その後傷口の下では新しい細胞が増殖して傷を埋めていきますが、この過程で赤く盛り上がったりかゆみが出てくることがあります。
約3週間が経つ頃には細胞の増殖が落ち着き、かゆみなども引いてきます。
そして経過に問題がなければ約1年をかけて目立ちにくい白い傷跡になっていきます。
ただし、なかには肥厚性瘢痕やケロイドと呼ばれる赤く盛り上がった状態になり、傷跡が残りかゆみや引きつれの原因になることがあります。
傷跡が目立つNG行動!
お腹は傷あとが残りやすく、ケロイドについては体質も影響すると考えられていますが、その中でもやってはいけないNG行動があります。
【傷あとが目立つNG行動】
- 傷あとへの刺激
- 衣服との摩擦
- 乾燥
目立つ傷跡を残さないようにするためには、ケロイドにならないように手術後の早いタイミングからケアをすること、NG行動をとらないようにすることが大切です。
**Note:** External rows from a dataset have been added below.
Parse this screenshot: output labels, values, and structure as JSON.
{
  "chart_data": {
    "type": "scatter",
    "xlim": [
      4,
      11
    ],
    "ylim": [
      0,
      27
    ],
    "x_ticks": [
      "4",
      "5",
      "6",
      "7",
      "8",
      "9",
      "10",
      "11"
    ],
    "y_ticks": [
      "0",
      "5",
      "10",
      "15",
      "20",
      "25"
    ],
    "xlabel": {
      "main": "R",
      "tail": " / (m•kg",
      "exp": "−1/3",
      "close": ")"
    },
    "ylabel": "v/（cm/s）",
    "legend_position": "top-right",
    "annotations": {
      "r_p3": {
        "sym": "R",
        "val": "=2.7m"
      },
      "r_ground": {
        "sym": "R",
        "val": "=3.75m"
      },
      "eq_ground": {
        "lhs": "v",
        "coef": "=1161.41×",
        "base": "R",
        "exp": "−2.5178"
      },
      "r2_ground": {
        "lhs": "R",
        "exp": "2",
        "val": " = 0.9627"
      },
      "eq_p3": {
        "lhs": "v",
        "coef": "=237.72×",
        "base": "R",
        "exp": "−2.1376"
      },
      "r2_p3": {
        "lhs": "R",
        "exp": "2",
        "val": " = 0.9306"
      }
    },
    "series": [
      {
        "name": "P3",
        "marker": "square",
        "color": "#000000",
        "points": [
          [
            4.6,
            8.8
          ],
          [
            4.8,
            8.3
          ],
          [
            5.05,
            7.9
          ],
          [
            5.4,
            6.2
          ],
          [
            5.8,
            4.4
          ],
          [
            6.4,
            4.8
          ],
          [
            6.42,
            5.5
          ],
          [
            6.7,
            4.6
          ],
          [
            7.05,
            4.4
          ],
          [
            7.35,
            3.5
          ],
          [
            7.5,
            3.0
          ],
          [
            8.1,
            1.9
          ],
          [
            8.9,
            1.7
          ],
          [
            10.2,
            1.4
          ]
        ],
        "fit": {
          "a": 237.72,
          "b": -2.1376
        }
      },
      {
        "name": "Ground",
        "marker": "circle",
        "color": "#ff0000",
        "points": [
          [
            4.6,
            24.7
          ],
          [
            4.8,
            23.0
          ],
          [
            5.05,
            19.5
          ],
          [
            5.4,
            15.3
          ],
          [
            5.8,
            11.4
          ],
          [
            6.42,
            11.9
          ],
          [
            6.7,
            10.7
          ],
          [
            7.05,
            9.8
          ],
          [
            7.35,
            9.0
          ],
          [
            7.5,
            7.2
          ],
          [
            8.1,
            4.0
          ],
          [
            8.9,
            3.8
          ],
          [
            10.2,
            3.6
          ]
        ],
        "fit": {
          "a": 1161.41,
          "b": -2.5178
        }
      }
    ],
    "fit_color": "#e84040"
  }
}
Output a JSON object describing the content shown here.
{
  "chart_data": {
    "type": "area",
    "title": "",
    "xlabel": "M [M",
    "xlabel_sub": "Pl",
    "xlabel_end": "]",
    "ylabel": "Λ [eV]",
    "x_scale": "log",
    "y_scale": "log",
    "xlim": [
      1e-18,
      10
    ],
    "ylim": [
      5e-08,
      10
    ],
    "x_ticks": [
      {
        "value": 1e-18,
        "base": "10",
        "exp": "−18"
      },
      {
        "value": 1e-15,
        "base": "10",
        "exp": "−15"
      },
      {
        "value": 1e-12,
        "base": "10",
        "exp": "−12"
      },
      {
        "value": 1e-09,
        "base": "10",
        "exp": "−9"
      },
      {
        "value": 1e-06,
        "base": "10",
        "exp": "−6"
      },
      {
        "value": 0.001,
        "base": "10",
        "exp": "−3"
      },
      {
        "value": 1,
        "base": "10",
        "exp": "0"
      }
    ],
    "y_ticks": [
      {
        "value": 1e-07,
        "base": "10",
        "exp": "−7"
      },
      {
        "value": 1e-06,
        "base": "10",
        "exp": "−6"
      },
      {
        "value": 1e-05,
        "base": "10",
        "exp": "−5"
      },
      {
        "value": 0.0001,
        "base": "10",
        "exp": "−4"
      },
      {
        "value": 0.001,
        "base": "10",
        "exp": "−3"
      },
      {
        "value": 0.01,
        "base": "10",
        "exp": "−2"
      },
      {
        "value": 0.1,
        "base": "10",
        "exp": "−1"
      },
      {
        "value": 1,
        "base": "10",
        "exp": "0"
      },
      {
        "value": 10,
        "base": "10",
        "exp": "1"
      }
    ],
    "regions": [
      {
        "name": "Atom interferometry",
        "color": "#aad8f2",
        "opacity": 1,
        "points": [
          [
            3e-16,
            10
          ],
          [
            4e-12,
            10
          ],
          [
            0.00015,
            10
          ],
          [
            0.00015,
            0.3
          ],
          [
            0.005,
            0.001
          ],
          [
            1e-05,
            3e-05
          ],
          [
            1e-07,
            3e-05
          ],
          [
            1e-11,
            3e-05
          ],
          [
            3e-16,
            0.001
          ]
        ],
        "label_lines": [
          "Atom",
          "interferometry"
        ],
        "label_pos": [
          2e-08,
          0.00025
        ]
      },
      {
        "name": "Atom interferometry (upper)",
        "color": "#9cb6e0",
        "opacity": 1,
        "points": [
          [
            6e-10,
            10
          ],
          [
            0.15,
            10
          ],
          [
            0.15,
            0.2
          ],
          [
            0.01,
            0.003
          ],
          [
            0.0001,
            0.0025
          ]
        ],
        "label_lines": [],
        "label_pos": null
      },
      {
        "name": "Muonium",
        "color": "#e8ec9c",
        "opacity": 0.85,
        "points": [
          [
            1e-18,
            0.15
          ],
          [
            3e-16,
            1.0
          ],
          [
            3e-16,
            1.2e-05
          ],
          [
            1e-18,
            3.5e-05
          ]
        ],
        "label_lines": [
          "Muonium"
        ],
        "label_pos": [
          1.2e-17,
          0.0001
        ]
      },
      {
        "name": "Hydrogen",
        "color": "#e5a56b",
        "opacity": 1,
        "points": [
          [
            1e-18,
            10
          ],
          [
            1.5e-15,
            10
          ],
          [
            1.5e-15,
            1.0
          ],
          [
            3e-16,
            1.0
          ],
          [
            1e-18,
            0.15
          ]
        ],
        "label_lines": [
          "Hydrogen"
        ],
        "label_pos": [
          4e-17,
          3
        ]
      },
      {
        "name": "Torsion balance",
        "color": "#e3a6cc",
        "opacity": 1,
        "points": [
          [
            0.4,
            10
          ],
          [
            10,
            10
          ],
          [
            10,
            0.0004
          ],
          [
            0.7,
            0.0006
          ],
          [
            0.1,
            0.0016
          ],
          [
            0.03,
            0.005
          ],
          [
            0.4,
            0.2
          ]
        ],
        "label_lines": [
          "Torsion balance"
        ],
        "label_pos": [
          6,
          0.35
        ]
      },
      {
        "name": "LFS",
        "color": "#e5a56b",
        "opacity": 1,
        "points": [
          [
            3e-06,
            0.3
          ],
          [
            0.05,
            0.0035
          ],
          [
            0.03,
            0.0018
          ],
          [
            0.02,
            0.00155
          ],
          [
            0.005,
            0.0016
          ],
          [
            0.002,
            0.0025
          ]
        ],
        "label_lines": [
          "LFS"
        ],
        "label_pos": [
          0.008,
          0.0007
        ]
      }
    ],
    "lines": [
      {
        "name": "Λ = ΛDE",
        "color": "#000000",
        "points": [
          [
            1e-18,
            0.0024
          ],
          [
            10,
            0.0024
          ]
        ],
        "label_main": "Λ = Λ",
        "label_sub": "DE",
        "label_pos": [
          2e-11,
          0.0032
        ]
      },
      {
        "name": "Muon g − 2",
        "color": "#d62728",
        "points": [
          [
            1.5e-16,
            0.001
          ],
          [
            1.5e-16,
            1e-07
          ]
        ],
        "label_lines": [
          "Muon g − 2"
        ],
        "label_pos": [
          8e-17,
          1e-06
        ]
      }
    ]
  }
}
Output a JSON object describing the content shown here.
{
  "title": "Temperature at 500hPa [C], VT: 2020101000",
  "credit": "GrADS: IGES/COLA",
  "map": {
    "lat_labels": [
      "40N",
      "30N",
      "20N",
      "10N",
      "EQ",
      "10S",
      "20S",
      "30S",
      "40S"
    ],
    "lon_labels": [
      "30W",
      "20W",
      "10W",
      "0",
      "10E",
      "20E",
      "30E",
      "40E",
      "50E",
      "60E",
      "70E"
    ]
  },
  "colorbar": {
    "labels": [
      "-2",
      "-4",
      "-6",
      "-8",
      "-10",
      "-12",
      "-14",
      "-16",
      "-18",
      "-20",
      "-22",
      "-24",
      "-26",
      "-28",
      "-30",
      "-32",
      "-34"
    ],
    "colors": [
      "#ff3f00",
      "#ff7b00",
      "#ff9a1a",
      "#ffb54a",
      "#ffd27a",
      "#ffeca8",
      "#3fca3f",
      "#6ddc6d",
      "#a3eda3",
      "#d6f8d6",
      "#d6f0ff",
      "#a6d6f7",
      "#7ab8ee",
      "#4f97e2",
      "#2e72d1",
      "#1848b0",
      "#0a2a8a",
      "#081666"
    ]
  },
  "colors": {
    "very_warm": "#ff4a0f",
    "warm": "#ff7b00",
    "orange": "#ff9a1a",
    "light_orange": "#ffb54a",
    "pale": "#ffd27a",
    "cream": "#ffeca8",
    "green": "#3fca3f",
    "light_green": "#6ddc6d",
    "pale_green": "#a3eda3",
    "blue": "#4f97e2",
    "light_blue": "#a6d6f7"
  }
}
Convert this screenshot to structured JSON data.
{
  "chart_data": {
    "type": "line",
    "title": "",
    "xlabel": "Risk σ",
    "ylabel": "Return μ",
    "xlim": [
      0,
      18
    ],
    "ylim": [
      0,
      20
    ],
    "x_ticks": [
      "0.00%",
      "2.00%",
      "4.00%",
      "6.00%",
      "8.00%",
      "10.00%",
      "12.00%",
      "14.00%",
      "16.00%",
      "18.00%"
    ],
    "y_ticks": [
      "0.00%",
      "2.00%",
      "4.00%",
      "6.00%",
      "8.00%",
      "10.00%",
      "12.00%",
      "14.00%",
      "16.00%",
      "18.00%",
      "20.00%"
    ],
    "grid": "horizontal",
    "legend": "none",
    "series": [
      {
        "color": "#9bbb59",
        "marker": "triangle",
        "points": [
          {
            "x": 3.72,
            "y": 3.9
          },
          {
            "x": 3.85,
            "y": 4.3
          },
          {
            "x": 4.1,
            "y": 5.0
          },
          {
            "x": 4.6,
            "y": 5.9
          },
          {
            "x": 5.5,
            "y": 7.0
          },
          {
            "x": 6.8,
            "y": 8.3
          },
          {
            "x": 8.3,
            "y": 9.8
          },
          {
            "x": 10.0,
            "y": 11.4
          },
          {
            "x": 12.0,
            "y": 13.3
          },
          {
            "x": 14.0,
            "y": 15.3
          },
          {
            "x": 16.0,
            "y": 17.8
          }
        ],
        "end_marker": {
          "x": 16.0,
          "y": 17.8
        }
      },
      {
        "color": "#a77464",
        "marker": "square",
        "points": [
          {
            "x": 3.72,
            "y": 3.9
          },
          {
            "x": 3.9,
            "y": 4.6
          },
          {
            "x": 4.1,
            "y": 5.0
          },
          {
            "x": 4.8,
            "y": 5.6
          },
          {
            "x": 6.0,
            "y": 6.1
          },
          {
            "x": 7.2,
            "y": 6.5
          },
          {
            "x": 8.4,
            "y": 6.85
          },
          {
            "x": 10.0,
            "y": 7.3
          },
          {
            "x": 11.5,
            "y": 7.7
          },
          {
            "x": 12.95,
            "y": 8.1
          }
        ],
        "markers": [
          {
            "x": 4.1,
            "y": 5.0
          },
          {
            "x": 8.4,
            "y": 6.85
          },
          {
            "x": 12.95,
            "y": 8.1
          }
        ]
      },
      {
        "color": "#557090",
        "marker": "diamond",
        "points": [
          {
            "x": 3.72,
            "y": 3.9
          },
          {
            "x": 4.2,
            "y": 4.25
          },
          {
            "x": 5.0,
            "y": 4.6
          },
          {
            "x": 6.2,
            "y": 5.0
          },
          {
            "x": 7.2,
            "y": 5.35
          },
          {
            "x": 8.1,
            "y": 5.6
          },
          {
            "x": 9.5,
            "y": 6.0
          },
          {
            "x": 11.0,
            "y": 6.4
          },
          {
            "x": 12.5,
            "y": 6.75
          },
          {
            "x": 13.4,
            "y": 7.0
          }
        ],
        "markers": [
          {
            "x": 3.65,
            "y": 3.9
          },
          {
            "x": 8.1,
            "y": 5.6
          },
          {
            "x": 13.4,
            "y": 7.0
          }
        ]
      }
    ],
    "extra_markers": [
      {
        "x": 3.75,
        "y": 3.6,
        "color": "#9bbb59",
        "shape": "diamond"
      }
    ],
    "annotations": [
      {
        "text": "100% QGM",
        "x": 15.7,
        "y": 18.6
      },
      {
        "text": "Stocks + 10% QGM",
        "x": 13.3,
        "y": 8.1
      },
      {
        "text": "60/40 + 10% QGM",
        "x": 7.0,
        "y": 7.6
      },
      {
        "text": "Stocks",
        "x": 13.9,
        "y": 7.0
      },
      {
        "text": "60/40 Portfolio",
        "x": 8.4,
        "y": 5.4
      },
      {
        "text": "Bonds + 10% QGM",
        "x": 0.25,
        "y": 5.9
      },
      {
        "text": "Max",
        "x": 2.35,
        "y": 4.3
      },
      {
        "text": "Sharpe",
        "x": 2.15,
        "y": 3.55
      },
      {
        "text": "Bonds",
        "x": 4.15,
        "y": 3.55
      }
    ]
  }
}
傷あとへの直接の刺激だけでなく、周りの皮膚が引っ張られることでも炎症がおきます。
また衣服の摩擦による刺激や乾燥も傷を悪化させる原因となりますので、傷あとを保護しつつ動かさないようにすることが大切です。
これらの刺激から傷あとを保護するために傷あと専用のテープもありますので、上手く活用してみるとよいでしょう。
二人目の出産も帝王切開?
一度帝王切開で出産すると、次も帝王切開となるのでしょうか?
これは帝王切開をした理由などによって異なります。
たとえば、一度目の帝王切開がママ側に原因があった場合は二人目も帝王切開となるケースが多くなります。
経腟分娩が可能な場合でも、一度子宮を切開しているためその部分が弱くなり子宮破裂のリスクが高くなっています。
安全を考慮して一人目の出産が帝王切開なら二人目もそうすることが多くなりますが、経腟分娩が可能な場合もありますので、どうしても希望があるのなら医師にご相談してみてください。
帝王切開の費用
帝王切開にはいくらくらいの費用がかかるのでしょうか?
自然分娩と比べて入院日数が長くなるだけでなく、手術にかかる費用も増えるためかなり高額になりそうなイメージがあるのではないでしょうか。
分娩にかかる費用は地域差があるほか利用できる給付金制度や保険の加入状況などによって戻ってくる金額が異なりますので一概には言えません。
一般的には帝王切開では自然分娩より10万円程度負担額が増えるイメージです。
出産は病気ではないため自然分娩の場合は保険適用外になり、入院・分娩にかかる費用は全国平均でおよそ50万円程度になります。
ただし出産育児一時金として子ども一人につき42万円がもらえ、これは自然分娩でも帝王切開でも同じです。
帝王切開では入院日数が長く手術にともなう費用も増えますが、保険がきくため3割負担となります。
さらに一定の金額を超えた場合は高額療養費制度も適用されるため、戻ってくる金額が多くなります。
まとめ
帝王切開は自然分娩ではリスクが高いと判断された場合に実施され、準備を整えて管理ができるため結果として母子ともに安全性を高めることができます。
出産方法にこだわらず、生まれてきた赤ちゃんと大切な時間を過ごしてくださいね。